«В Европе я был, одинокий в своей тоске по России, которая свободна», – сказано где-то у Достоевского. Из Европы он слал благую весть, как истинное Евангелие. Через сто, через двести лет подлинный смысл его слов может быть понят до конца. А что делать пока? Вопрос, который я снова и снова задавал себе.

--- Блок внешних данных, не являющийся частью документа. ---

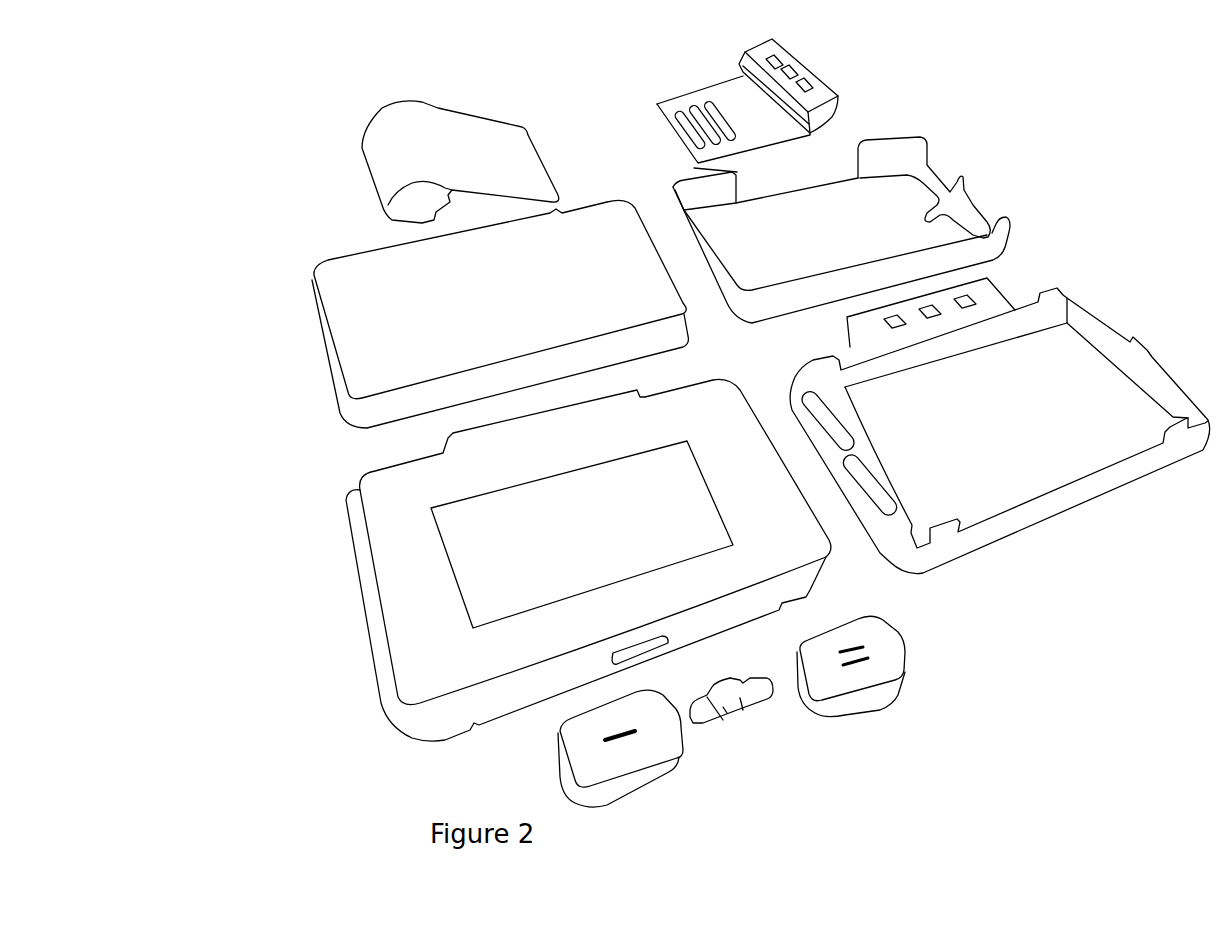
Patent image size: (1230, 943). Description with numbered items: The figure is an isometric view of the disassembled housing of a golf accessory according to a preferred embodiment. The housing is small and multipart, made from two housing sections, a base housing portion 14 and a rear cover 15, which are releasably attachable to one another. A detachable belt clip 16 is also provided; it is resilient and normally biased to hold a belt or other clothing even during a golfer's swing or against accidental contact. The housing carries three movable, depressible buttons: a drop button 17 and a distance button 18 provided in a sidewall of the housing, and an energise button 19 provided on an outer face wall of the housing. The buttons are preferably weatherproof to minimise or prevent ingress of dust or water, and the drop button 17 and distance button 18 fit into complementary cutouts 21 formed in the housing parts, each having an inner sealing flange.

The base housing portion 14 is at (360, 686).
The rear cover 15 is at (306, 347).
The detachable belt clip 16 is at (355, 125).
The drop button 17 is at (673, 778).
The distance button 18 is at (890, 707).
The energise button 19 is at (435, 560).
The complementary cutouts 21 is at (943, 170).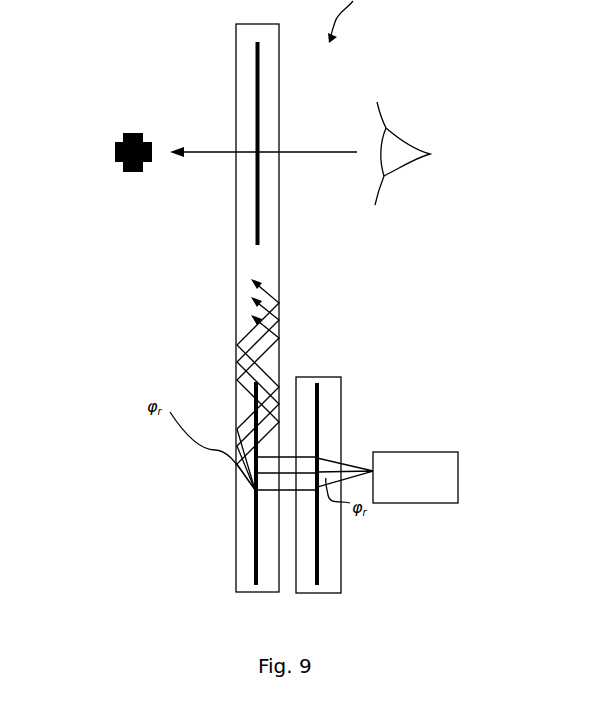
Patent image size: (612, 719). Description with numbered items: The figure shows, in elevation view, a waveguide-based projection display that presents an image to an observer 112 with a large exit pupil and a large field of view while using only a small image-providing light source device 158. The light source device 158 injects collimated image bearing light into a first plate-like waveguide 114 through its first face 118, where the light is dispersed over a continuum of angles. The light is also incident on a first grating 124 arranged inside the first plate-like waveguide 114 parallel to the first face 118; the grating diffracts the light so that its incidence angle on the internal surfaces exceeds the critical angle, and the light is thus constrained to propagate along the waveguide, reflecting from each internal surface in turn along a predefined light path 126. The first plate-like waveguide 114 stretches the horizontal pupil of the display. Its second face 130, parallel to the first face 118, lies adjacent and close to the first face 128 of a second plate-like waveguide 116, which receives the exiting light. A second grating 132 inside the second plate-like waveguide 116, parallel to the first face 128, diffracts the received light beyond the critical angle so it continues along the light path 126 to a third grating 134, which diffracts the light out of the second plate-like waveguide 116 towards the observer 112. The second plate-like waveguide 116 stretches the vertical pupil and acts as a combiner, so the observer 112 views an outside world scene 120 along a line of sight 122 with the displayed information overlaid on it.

The observer 112 is at (392, 160).
The first plate-like waveguide 114 is at (330, 448).
The second plate-like waveguide 116 is at (268, 258).
The first face 118 is at (341, 568).
The outside world scene 120 is at (133, 135).
The line of sight 122 is at (200, 155).
The first grating 124 is at (318, 525).
The predefined light path 126 is at (237, 338).
The first face 128 is at (288, 408).
The second face 130 is at (292, 405).
The second grating 132 is at (256, 552).
The third grating 134 is at (258, 86).
The image-providing light source device 158 is at (425, 470).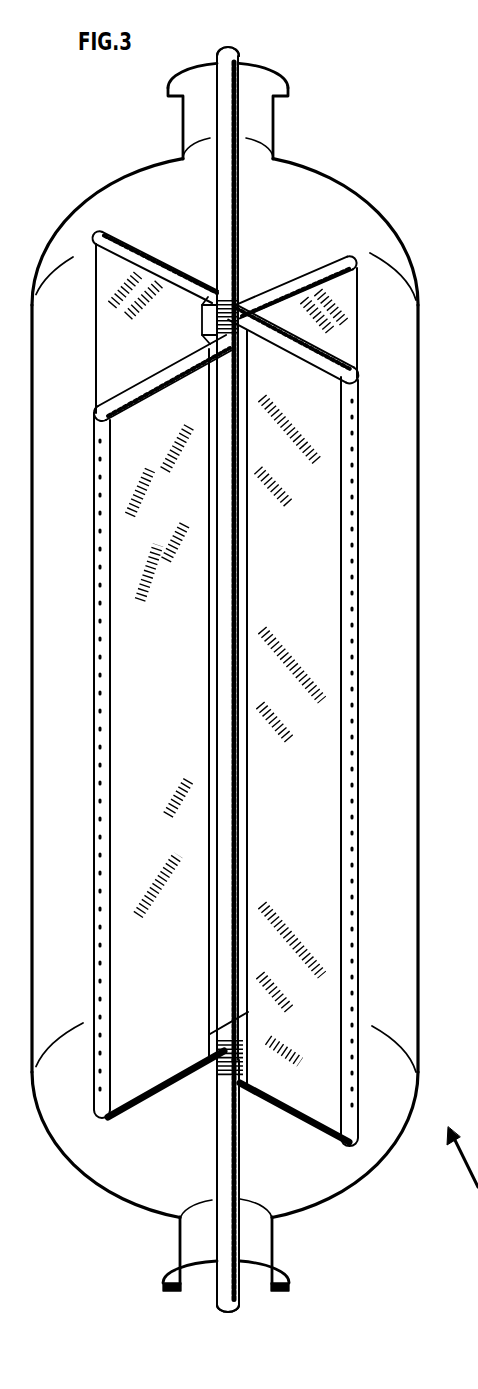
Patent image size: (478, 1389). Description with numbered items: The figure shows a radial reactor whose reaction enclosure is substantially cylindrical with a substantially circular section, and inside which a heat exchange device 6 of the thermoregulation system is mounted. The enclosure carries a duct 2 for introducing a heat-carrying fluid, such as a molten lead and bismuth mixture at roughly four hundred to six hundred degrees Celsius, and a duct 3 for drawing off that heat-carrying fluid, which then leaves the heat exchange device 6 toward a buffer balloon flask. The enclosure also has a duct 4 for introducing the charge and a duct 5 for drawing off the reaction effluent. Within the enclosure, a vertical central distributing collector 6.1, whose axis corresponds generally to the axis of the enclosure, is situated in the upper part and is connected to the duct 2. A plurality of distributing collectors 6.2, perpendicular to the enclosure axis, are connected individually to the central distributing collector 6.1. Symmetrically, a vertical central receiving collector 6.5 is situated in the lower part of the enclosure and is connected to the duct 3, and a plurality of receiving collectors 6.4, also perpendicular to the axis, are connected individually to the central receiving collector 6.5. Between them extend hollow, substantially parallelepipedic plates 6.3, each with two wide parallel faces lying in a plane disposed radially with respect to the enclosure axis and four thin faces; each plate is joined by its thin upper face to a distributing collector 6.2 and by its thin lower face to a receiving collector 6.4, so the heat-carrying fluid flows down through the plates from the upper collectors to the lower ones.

В начале главы, названной «Проблемы арабской культуры», Шпенглер довольно подробно останавливается на эсхатологической стороне речей Иисуса. Весь раздел, поименованный «Исторические псевдоморфозы», – это гимн апокалипсическому. Он открывается исполненным нежности сочувственным портретом Иисуса из Назарета, стоящего лицом к лицу с современным ему миром. «Явление, ни с чем не сравнимое, которое подняло зарождающееся христианство над всеми религиями того бурного периода, – это фигура Иисуса». Так начинается этот раздел. В высказываниях Иисуса, подчеркивает Шпенглер, не было ни социологических наблюдений, ни проблемности, ни полемики. «Никакая вера еще не переменила мира, и никакой факт никогда не сможет опровергнуть веры. Не существует моста между ходом истории и существованием Божественного порядка…»
Далее читаем: «Религия есть метафизика, и ничего больше – „Credo quia absurdum“[144] – и это не метафизика знания, аргумента, доказательства (как обычная философия или ученость), но метафизика, рожденная жизнью и опытом, – то есть немыслимая, как непреложность, сверхъестественная, как факт, жизнь как существование в мире не реальном, но истинном. Иисус ни мгновения не жил в мире ином, нежели этот. Он не был моралистом, и видеть последнюю цель религии в морализаторстве – значит совершенно не понимать, что такое религия… Его учение было декларацией, и ничем больше, декларацией тех Невероятных Вещей, образ которых он постоянно носил в себе: грядущего Нового Века, пришествия небесных посланцев, Страшного суда, нового Неба и новой Земли. Никакого другого понимания религии не было ни у Иисуса, ни в какой-либо иной глубоко чувствующий период истории… „Мое Царство не от мира сего“ – и только тот, кто способен заглянуть в бездны, этим пламенем освещаемые, способен постичь все его слова».
Именно в этом месте Шпенглер выражает свое презрение Толстому, «который поднял древнее христианство до уровня социальной революции». Именно здесь мы находим очевидную аллюзию на Достоевского, который «никогда не помышлял о социальных улучшениях». («Разве поможешь душе, уничтожив собственность?»)
Достоевский и его «свобода»…
Не в то ли самое время Толстого и Достоевского другой русский спрашивал: почему верить в Царство Небесное глупо, а в Земную Утопию – умно?